In 1993 an application for funding was made to enhance the hall and canteen, the construction of a new school entrance and office and improvements to the staff room. The application included the resurfacing of the car park/tennis courts and some grounds improvements.
The stained glass panels, which had originally been part of the shrine, were included as a special feature on the main entrance door.
In 1998 a further application for funding was made to provide space for the Kindergarten students.
Access to the library was constructed and the junior playground was improved to cater for the additional student use.
In 1999 the new buildings were officially blessed and opened.
Mr Hamish Valentine succeeded Mrs. Dobra in 2001.

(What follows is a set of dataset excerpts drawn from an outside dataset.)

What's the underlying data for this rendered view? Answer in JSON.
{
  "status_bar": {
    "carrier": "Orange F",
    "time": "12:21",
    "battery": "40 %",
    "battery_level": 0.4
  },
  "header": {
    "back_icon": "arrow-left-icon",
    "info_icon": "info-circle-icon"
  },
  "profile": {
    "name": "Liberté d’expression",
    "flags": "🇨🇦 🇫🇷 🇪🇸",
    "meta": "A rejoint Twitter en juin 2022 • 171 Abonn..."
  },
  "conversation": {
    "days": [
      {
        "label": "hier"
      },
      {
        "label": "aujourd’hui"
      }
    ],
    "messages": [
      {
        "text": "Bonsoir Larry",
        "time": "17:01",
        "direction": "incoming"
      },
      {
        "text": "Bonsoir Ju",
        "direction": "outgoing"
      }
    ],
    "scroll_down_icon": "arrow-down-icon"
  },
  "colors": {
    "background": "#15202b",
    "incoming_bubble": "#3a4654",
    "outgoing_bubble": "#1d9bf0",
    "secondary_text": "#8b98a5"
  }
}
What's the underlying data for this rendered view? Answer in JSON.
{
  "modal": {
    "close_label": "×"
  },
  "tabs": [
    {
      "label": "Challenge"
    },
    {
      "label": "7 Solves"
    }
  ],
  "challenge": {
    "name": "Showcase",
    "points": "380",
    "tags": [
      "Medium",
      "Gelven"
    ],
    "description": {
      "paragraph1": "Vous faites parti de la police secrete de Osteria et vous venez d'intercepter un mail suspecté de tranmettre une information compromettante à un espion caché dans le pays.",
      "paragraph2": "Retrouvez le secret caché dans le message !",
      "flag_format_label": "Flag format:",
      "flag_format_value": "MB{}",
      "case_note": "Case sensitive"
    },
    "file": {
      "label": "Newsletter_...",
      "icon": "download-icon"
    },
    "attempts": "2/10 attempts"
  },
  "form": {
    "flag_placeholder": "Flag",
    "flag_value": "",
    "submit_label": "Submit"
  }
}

The school board embarked on an extensive maintenance programmed whereby classrooms were upgraded along with external environs.
The most recent renovation program incorporated a modern new library, a well-equipped Technology Centre, playground improvements and a renovated Pre-Primary classroom.
Mr Eugene Lee succeeded Mr Valentine in 2006.
In 2011, the Building the Education Revolution program developed by the Rudd Government as a response to the 2007-2010 global financial crisis allowed the school to embark on a building program to build a 21st century library. Renovations and refurbishment was undertaken throughout the school.
In 2013 the inaugural Three Year Old Kindy Program ran with a class of 20 students providing students with two half day sessions per week.
Mr David Barns was the interim principal for second term 2013.
Mr Paul Hansen succeeded Mr Lee, beginning his appointment in July 2013.
Our Lady of Fatima School provides a Catholic education for the children of Palmyra and East Fremantle Parishes.
The school is now a modern, single stream school catering for 250 children from Pre-Kindergarten to Year Six.